Characteristics of Venician Chopines
  • Made of wood
  • Covered in leather, velvet, silk, or lace 
  • Venitian dresses would usually cover the chopine
  • Artistically carved

Spanish Women 

Chopines also burst in popularity during the 15th century in Spain. Unlike Italy where textiles were a symbol of status, and dresses were made long and covered the shoes, Spanish dresses would usually stop right at the shoe letting the chopines be visible. Spanish chopines were made out of cork (resulting in a cork shortage in the area) and were often covered in metals, gems, and jewels.

Characteristics of Spanish Chopines
  • Made of cork 
  • Covered in leather or velvet and adorned with gems and jewels
  • Dress hems typically stopped right above or at the shoe. 
  • Symmetric and cone-shaped
Reconstruction of a Venitian chopine, based on models dating from 1500 to 1600 © User:Rama / Wikimedia Commons CC BY-SA 2.0 FR

Chopines in the 21st century 

Luckily, for the sake of ankles everywhere, chopines faded from the mainstream soon after the Italian Renaissance ended. But that doesn’t mean these high platform shoes don’t still pop up on fashion runways.

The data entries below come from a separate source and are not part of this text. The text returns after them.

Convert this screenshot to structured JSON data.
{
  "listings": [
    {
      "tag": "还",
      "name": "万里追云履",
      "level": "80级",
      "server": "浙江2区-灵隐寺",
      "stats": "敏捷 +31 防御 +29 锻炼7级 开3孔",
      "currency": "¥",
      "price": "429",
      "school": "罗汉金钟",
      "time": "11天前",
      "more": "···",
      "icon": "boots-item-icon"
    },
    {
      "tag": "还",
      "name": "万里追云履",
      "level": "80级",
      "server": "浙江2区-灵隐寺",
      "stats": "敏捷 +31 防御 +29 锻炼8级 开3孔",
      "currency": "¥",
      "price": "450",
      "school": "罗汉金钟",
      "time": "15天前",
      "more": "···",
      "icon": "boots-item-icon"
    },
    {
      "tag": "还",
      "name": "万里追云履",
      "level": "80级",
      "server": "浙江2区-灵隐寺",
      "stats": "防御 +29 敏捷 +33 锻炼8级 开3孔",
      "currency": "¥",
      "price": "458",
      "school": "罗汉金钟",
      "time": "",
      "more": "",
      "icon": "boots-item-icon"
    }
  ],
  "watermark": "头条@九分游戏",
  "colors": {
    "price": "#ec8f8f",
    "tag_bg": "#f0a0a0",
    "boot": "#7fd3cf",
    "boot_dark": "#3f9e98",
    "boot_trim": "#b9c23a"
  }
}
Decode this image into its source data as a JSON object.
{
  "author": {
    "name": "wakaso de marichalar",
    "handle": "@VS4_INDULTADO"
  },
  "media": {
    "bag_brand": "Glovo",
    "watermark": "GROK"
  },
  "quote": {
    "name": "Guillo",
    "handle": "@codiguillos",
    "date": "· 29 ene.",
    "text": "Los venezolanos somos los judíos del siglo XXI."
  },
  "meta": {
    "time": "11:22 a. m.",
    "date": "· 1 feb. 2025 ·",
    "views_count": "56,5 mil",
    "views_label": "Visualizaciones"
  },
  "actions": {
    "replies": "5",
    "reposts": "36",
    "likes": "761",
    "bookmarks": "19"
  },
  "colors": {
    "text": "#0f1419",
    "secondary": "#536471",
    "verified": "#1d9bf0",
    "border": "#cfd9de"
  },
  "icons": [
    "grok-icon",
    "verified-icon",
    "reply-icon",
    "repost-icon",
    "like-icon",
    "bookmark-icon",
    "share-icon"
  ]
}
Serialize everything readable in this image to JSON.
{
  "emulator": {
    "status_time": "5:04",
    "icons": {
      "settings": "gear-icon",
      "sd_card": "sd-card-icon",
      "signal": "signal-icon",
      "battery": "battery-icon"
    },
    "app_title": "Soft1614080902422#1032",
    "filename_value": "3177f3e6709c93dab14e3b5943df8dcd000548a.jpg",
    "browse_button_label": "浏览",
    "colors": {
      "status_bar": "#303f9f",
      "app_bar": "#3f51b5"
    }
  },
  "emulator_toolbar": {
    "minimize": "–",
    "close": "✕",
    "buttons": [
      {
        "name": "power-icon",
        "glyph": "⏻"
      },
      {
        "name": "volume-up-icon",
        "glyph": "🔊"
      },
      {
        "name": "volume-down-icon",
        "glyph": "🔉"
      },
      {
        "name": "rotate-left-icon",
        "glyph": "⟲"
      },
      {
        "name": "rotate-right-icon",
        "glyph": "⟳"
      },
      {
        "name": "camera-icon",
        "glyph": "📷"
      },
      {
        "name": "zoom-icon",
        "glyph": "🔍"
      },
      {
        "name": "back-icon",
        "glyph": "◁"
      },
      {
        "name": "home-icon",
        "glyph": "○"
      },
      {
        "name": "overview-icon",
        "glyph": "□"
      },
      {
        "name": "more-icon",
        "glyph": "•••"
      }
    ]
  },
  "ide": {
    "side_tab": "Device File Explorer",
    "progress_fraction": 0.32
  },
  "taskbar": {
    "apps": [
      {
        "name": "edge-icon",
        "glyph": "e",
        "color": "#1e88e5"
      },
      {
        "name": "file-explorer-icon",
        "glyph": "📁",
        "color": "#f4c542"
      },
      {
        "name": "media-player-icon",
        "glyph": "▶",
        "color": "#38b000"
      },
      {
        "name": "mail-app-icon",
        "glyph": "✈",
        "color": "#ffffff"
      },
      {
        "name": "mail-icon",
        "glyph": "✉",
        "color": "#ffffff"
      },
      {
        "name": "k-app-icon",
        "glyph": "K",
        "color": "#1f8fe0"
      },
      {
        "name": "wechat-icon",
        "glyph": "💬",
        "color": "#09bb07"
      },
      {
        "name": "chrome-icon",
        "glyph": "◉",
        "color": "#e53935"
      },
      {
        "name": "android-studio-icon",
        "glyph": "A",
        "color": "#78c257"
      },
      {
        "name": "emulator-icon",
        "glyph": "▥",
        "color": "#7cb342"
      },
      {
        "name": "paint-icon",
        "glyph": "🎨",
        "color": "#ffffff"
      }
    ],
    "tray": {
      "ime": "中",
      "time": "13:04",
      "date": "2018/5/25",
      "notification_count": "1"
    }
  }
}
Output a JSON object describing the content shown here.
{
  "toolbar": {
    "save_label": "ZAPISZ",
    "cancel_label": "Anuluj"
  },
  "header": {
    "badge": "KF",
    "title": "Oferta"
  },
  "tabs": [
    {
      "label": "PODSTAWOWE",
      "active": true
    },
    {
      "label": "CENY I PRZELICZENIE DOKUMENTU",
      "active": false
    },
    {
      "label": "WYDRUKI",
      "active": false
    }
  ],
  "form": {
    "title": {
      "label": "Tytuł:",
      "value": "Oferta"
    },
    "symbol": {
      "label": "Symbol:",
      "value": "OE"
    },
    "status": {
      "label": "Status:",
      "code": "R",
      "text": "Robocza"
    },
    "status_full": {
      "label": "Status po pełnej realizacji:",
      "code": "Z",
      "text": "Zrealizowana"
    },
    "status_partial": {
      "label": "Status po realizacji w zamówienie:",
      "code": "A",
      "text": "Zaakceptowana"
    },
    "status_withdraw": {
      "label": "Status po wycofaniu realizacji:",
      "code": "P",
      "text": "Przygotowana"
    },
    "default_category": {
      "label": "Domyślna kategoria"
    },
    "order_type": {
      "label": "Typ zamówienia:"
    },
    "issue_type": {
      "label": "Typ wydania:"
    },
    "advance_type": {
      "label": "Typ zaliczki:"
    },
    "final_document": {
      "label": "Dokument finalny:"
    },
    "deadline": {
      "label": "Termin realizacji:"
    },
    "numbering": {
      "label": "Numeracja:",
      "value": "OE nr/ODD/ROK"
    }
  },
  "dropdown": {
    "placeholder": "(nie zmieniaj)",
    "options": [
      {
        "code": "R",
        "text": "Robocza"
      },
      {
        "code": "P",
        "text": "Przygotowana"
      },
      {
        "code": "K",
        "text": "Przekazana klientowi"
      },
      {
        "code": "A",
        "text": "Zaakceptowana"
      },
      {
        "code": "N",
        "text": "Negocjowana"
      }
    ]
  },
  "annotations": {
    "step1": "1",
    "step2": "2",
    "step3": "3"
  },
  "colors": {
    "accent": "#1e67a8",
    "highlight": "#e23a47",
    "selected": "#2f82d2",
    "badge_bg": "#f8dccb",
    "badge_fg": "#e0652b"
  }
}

Who better than Lady Gaga to breathe new life into high platform shoes? In 2011, Lady Gaga broke the internet with designer Noritaka Tatehana’s gravity-defying shoes that bear a resemblance to what could be the sister of the chopine. 

Chopines remain one history’s most intriguing yet questionable fashion footwear staples. Then again, it’s not unusual for a fashion statement to come at a price — in this case, incredibly sore ankles. Would you sacrifice your balance in the name of beauty?